Givers are the people you look forward to connecting with. They always seem to have your best interests in mind and never fail to go beyond what’s expected of them. They don’t keep score, they just give.
Takers are leeches. It’s obvious that they’re only interested in their own pursuits. They’re nice to you to the extent that they need you and not a moment longer.
Matchers are somewhere in between. They keep score — but they’re careful to maintain a healthy balance in their relationships. They give when they need to and take when it’s warranted.
Who’s more likely to succeed? Givers, takers, or matchers?
Adam Grant, the youngest ever tenured professor at Wharton School of Business, dedicated an entire book to answering this question.
Professionally, all three reciprocity styles have their own benefits and drawbacks. But there’s one style that proves more costly than the other two. … Research demonstrates that givers sink to the bottom of the success ladder. Across a wide range of important occupations, givers are at a disadvantage: they make others better off but sacrifice their own success in the process.”
Makes sense. Givers keep lifting others up but rarely look out for themselves. Nice guys finish last, right?
Then again, look who’s at the top of the pile…
Givers dominate the bottom and the top of the success ladder. Across occupations, if you examine the link between reciprocity styles and success, the givers are more likely to become champs — not only chumps.”
Not only do givers occupy the higher rungs of the success ladder, their success also tends to be more spectacular because they help those around them succeed as well.
Givers, takers, and matchers all can— and do— achieve success. But there’s something distinctive that happens when givers succeed: it spreads and cascades. When takers win, there’s usually someone else who loses. Research shows that people tend to envy successful takers and look for ways to knock them down a notch. In contrast, when [givers] win, people are rooting for them and supporting them, rather than gunning for them. Givers succeed in a way that creates a ripple effect, enhancing the success of people around them. You’ll see that the difference lies in how giver success creates value, instead of just claiming it.”

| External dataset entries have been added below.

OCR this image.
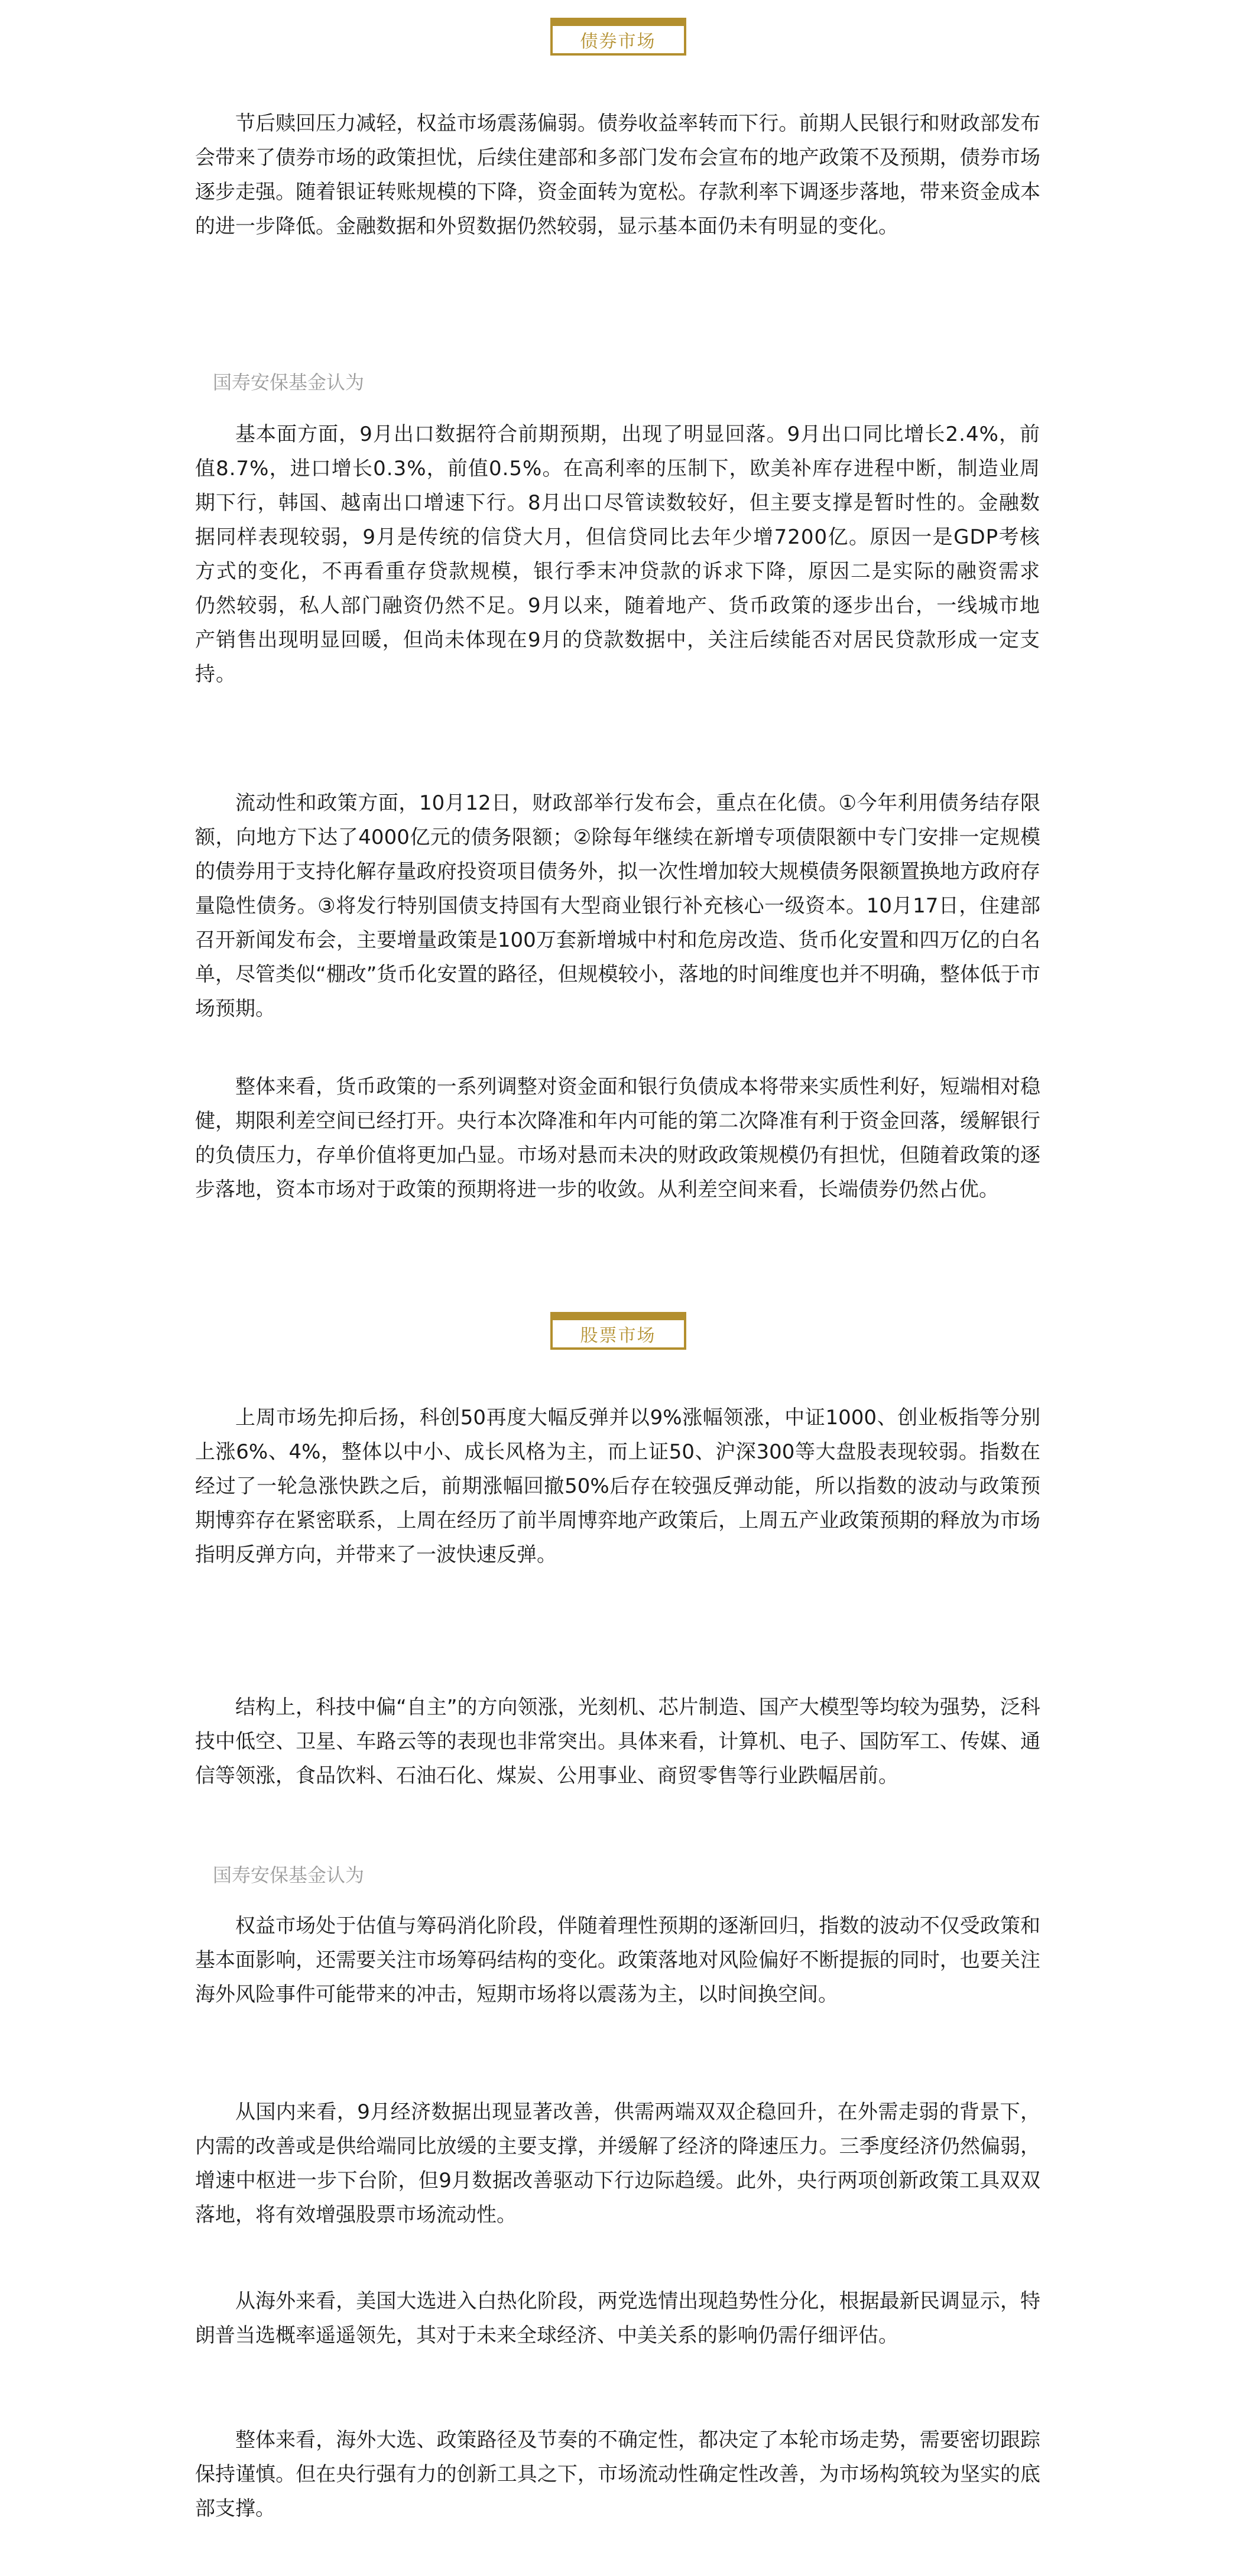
债券市场

节后赎回压力减轻，权益市场震荡偏弱。债券收益率转而下行。前期人民银行和财政部发布会带来了债券市场的政策担忧，后续住建部和多部门发布会宣布的地产政策不及预期，债券市场逐步走强。随着银证转账规模的下降，资金面转为宽松。存款利率下调逐步落地，带来资金成本的进一步降低。金融数据和外贸数据仍然较弱，显示基本面仍未有明显的变化。

国寿安保基金认为

基本面方面，9月出口数据符合前期预期，出现了明显回落。9月出口同比增长2.4%，前值8.7%，进口增长0.3%，前值0.5%。在高利率的压制下，欧美补库存进程中断，制造业周期下行，韩国、越南出口增速下行。8月出口尽管读数较好，但主要支撑是暂时性的。金融数据同样表现较弱，9月是传统的信贷大月，但信贷同比去年少增7200亿。原因一是GDP考核方式的变化，不再看重存贷款规模，银行季末冲贷款的诉求下降，原因二是实际的融资需求仍然较弱，私人部门融资仍然不足。9月以来，随着地产、货币政策的逐步出台，一线城市地产销售出现明显回暖，但尚未体现在9月的贷款数据中，关注后续能否对居民贷款形成一定支持。

流动性和政策方面，10月12日，财政部举行发布会，重点在化债。①今年利用债务结存限额，向地方下达了4000亿元的债务限额；②除每年继续在新增专项债限额中专门安排一定规模的债券用于支持化解存量政府投资项目债务外，拟一次性增加较大规模债务限额置换地方政府存量隐性债务。③将发行特别国债支持国有大型商业银行补充核心一级资本。10月17日，住建部召开新闻发布会，主要增量政策是100万套新增城中村和危房改造、货币化安置和四万亿的白名单，尽管类似“棚改”货币化安置的路径，但规模较小，落地的时间维度也并不明确，整体低于市场预期。

整体来看，货币政策的一系列调整对资金面和银行负债成本将带来实质性利好，短端相对稳健，期限利差空间已经打开。央行本次降准和年内可能的第二次降准有利于资金回落，缓解银行的负债压力，存单价值将更加凸显。市场对悬而未决的财政政策规模仍有担忧，但随着政策的逐步落地，资本市场对于政策的预期将进一步的收敛。从利差空间来看，长端债券仍然占优。

股票市场

上周市场先抑后扬，科创50再度大幅反弹并以9%涨幅领涨，中证1000、创业板指等分别上涨6%、4%，整体以中小、成长风格为主，而上证50、沪深300等大盘股表现较弱。指数在经过了一轮急涨快跌之后，前期涨幅回撤50%后存在较强反弹动能，所以指数的波动与政策预期博弈存在紧密联系，上周在经历了前半周博弈地产政策后，上周五产业政策预期的释放为市场指明反弹方向，并带来了一波快速反弹。

结构上，科技中偏“自主”的方向领涨，光刻机、芯片制造、国产大模型等均较为强势，泛科技中低空、卫星、车路云等的表现也非常突出。具体来看，计算机、电子、国防军工、传媒、通信等领涨，食品饮料、石油石化、煤炭、公用事业、商贸零售等行业跌幅居前。

国寿安保基金认为

权益市场处于估值与筹码消化阶段，伴随着理性预期的逐渐回归，指数的波动不仅受政策和基本面影响，还需要关注市场筹码结构的变化。政策落地对风险偏好不断提振的同时，也要关注海外风险事件可能带来的冲击，短期市场将以震荡为主，以时间换空间。

从国内来看，9月经济数据出现显著改善，供需两端双双企稳回升，在外需走弱的背景下，内需的改善或是供给端同比放缓的主要支撑，并缓解了经济的降速压力。三季度经济仍然偏弱，增速中枢进一步下台阶，但9月数据改善驱动下行边际趋缓。此外，央行两项创新政策工具双双落地，将有效增强股票市场流动性。

从海外来看，美国大选进入白热化阶段，两党选情出现趋势性分化，根据最新民调显示，特朗普当选概率遥遥领先，其对于未来全球经济、中美关系的影响仍需仔细评估。

整体来看，海外大选、政策路径及节奏的不确定性，都决定了本轮市场走势，需要密切跟踪保持谨慎。但在央行强有力的创新工具之下，市场流动性确定性改善，为市场构筑较为坚实的底部支撑。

Bottom line? To stay right in the middle of the pack — be a taker or a matcher. But to climb your way to the top, find ways to start giving more in your relationships without keeping score.
Here’s a quick strategy — courtesy of Adam Grant himself — to get started today:
If you decide to shift in the giver direction, my favorite strategy is what one of America’s top networkers calls the five-minute favor. The key is to look for ways to help others that are relatively low-cost to you. It might be making an introduction between two people who could benefit from knowing each other, sharing an interesting article, or offering to provide advice or feedback. If you choose a form of helping that you find enjoyable and meaningful, it might even boost your mood and energy.”